2. All’opposto, il distanziamento fallisce e il contagio continua. Prima o poi tutta la popolazione viene infettata. Si ammalano in tantissimi, guariscono in tanti. Il numero di morti raggiunge cifre apocalittiche. Il sistema sanitario si schianta sotto un peso immane. Mezzo milione di morti è forse una cifra ottimistica. Poiché forme di distanziamento continuano a sussistere, la crisi dura almeno un anno.

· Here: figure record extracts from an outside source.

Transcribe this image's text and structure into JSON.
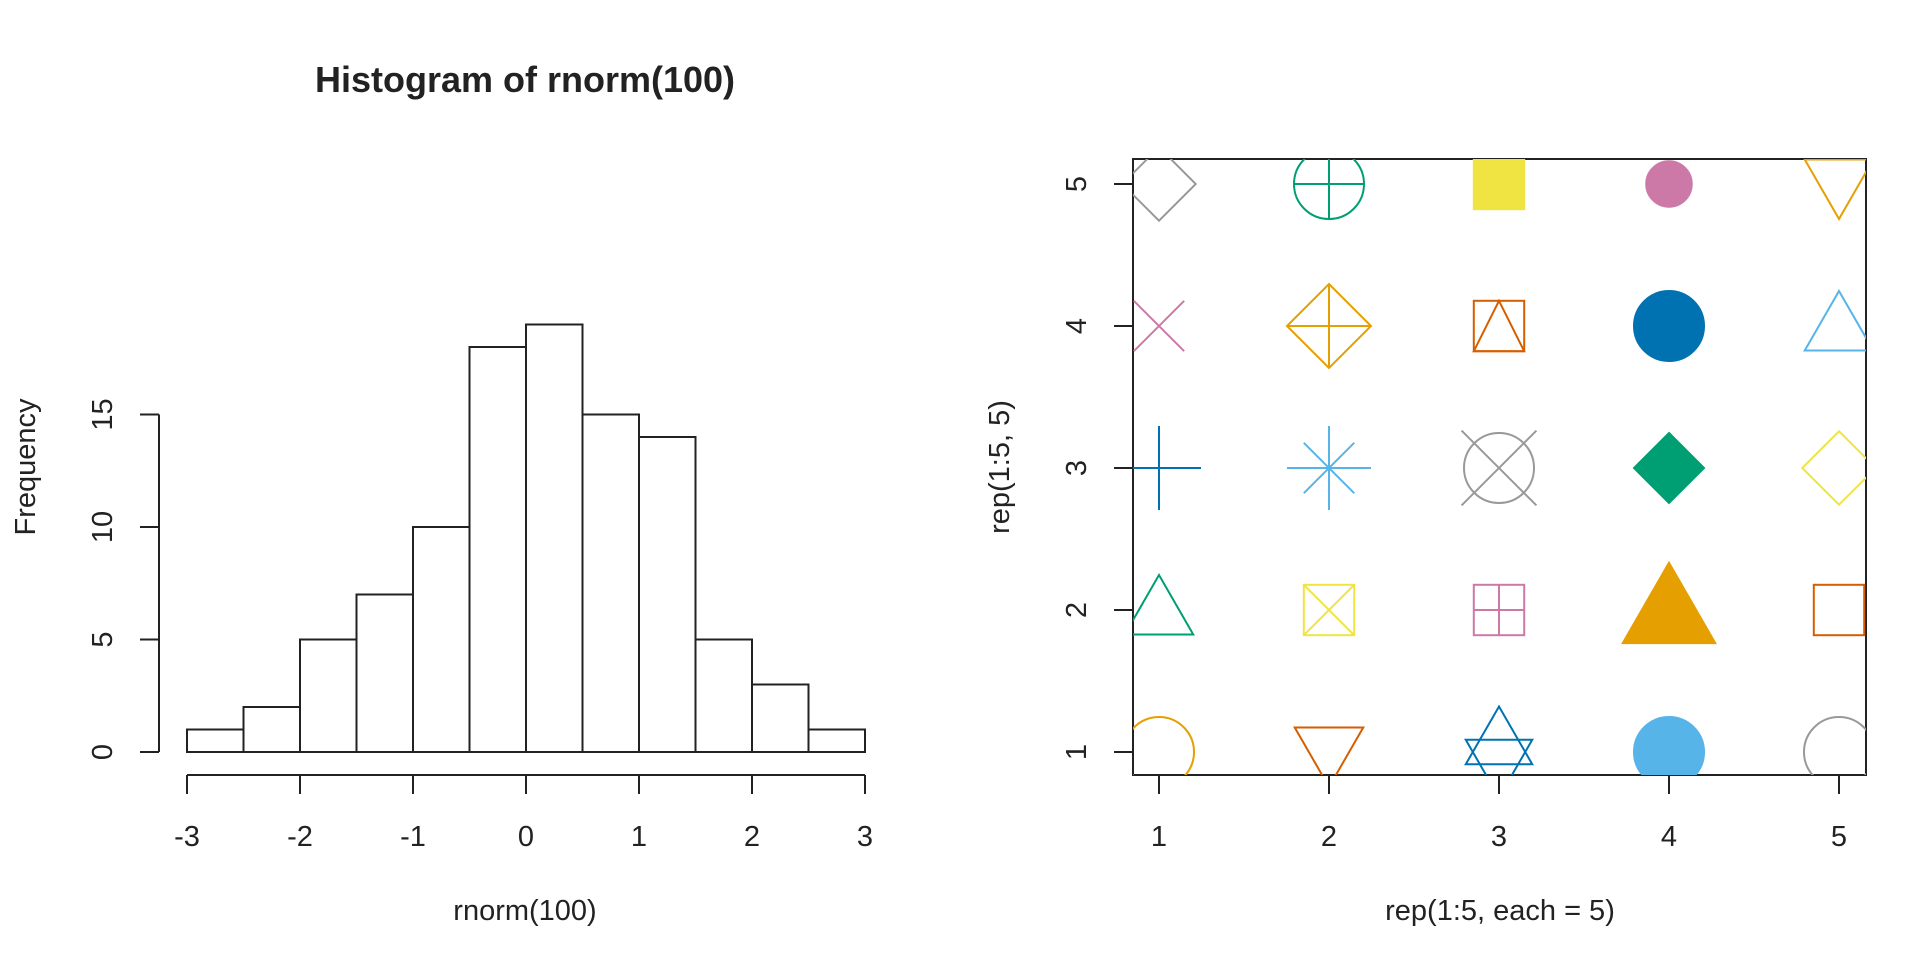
{
  "chart_data": [
    {
      "type": "bar",
      "subtype": "histogram",
      "title": "Histogram of rnorm(100)",
      "xlabel": "rnorm(100)",
      "ylabel": "Frequency",
      "bins": [
        {
          "from": -3.0,
          "to": -2.5,
          "count": 1
        },
        {
          "from": -2.5,
          "to": -2.0,
          "count": 2
        },
        {
          "from": -2.0,
          "to": -1.5,
          "count": 5
        },
        {
          "from": -1.5,
          "to": -1.0,
          "count": 7
        },
        {
          "from": -1.0,
          "to": -0.5,
          "count": 10
        },
        {
          "from": -0.5,
          "to": 0.0,
          "count": 18
        },
        {
          "from": 0.0,
          "to": 0.5,
          "count": 19
        },
        {
          "from": 0.5,
          "to": 1.0,
          "count": 15
        },
        {
          "from": 1.0,
          "to": 1.5,
          "count": 14
        },
        {
          "from": 1.5,
          "to": 2.0,
          "count": 5
        },
        {
          "from": 2.0,
          "to": 2.5,
          "count": 3
        },
        {
          "from": 2.5,
          "to": 3.0,
          "count": 1
        }
      ],
      "xlim": [
        -3,
        3
      ],
      "ylim": [
        0,
        19
      ],
      "xticks": [
        "-3",
        "-2",
        "-1",
        "0",
        "1",
        "2",
        "3"
      ],
      "yticks": [
        "0",
        "5",
        "10",
        "15"
      ],
      "fill": "#ffffff",
      "stroke": "#222222",
      "grid": false
    },
    {
      "type": "scatter",
      "xlabel": "rep(1:5, each = 5)",
      "ylabel": "rep(1:5, 5)",
      "xlim": [
        0.84,
        5.16
      ],
      "ylim": [
        0.84,
        5.16
      ],
      "xticks": [
        "1",
        "2",
        "3",
        "4",
        "5"
      ],
      "yticks": [
        "1",
        "2",
        "3",
        "4",
        "5"
      ],
      "grid": false,
      "points": [
        {
          "x": 1,
          "y": 1,
          "pch": 1,
          "shape": "circle",
          "color": "#E69F00"
        },
        {
          "x": 1,
          "y": 2,
          "pch": 2,
          "shape": "triangle-up",
          "color": "#009E73"
        },
        {
          "x": 1,
          "y": 3,
          "pch": 3,
          "shape": "plus",
          "color": "#0072B2"
        },
        {
          "x": 1,
          "y": 4,
          "pch": 4,
          "shape": "cross",
          "color": "#CC79A7"
        },
        {
          "x": 1,
          "y": 5,
          "pch": 5,
          "shape": "diamond",
          "color": "#999999"
        },
        {
          "x": 2,
          "y": 1,
          "pch": 6,
          "shape": "triangle-down",
          "color": "#D55E00"
        },
        {
          "x": 2,
          "y": 2,
          "pch": 7,
          "shape": "square-cross",
          "color": "#F0E442"
        },
        {
          "x": 2,
          "y": 3,
          "pch": 8,
          "shape": "asterisk",
          "color": "#56B4E9"
        },
        {
          "x": 2,
          "y": 4,
          "pch": 9,
          "shape": "diamond-plus",
          "color": "#E69F00"
        },
        {
          "x": 2,
          "y": 5,
          "pch": 10,
          "shape": "circle-plus",
          "color": "#009E73"
        },
        {
          "x": 3,
          "y": 1,
          "pch": 11,
          "shape": "star-of-david",
          "color": "#0072B2"
        },
        {
          "x": 3,
          "y": 2,
          "pch": 12,
          "shape": "square-plus",
          "color": "#CC79A7"
        },
        {
          "x": 3,
          "y": 3,
          "pch": 13,
          "shape": "circle-cross",
          "color": "#999999"
        },
        {
          "x": 3,
          "y": 4,
          "pch": 14,
          "shape": "square-triangle",
          "color": "#D55E00"
        },
        {
          "x": 3,
          "y": 5,
          "pch": 15,
          "shape": "filled-square",
          "color": "#F0E442"
        },
        {
          "x": 4,
          "y": 1,
          "pch": 16,
          "shape": "filled-circle",
          "color": "#56B4E9"
        },
        {
          "x": 4,
          "y": 2,
          "pch": 17,
          "shape": "filled-triangle",
          "color": "#E69F00"
        },
        {
          "x": 4,
          "y": 3,
          "pch": 18,
          "shape": "filled-diamond",
          "color": "#009E73"
        },
        {
          "x": 4,
          "y": 4,
          "pch": 19,
          "shape": "filled-circle",
          "color": "#0072B2"
        },
        {
          "x": 4,
          "y": 5,
          "pch": 20,
          "shape": "small-filled-circle",
          "color": "#CC79A7"
        },
        {
          "x": 5,
          "y": 1,
          "pch": 21,
          "shape": "circle",
          "color": "#999999"
        },
        {
          "x": 5,
          "y": 2,
          "pch": 22,
          "shape": "square",
          "color": "#D55E00"
        },
        {
          "x": 5,
          "y": 3,
          "pch": 23,
          "shape": "diamond",
          "color": "#F0E442"
        },
        {
          "x": 5,
          "y": 4,
          "pch": 24,
          "shape": "triangle-up",
          "color": "#56B4E9"
        },
        {
          "x": 5,
          "y": 5,
          "pch": 25,
          "shape": "triangle-down",
          "color": "#E69F00"
        }
      ]
    }
  ]
}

Alla fine resiste chi è fisicamente predisposto e passerà alle generazioni successive il vaccino naturale che si porta dentro. Il ritorno a una qualche normalità richiederà anni e la società ne uscirà cambiata drammaticamente e definitivamente.

3. Nello scenario intermedio, si può immaginare che nell’arco di qualche mese venga trovato un medicinale o un qualche vaccino che abbia una certa efficacia a rendere meno letale il virus. Viene prodotto e distribuito in tutto il mondo (e si vedrà se c’è l’umanità o il denaro alla base della nostra società) e, con perdite più limitate, si domerà il flagello.

E’ chiaro che il primo scenario è quello meno distruttivo ed è, in fondo, a portata di mano, legato esclusivamente alla nostra volontà di singoli e di comunità. Non perseguirlo significa aprire la strada a una guerra epocale e cruenta tra morte e scienza come si è vista solo in certi film, non sempre a lieto fine.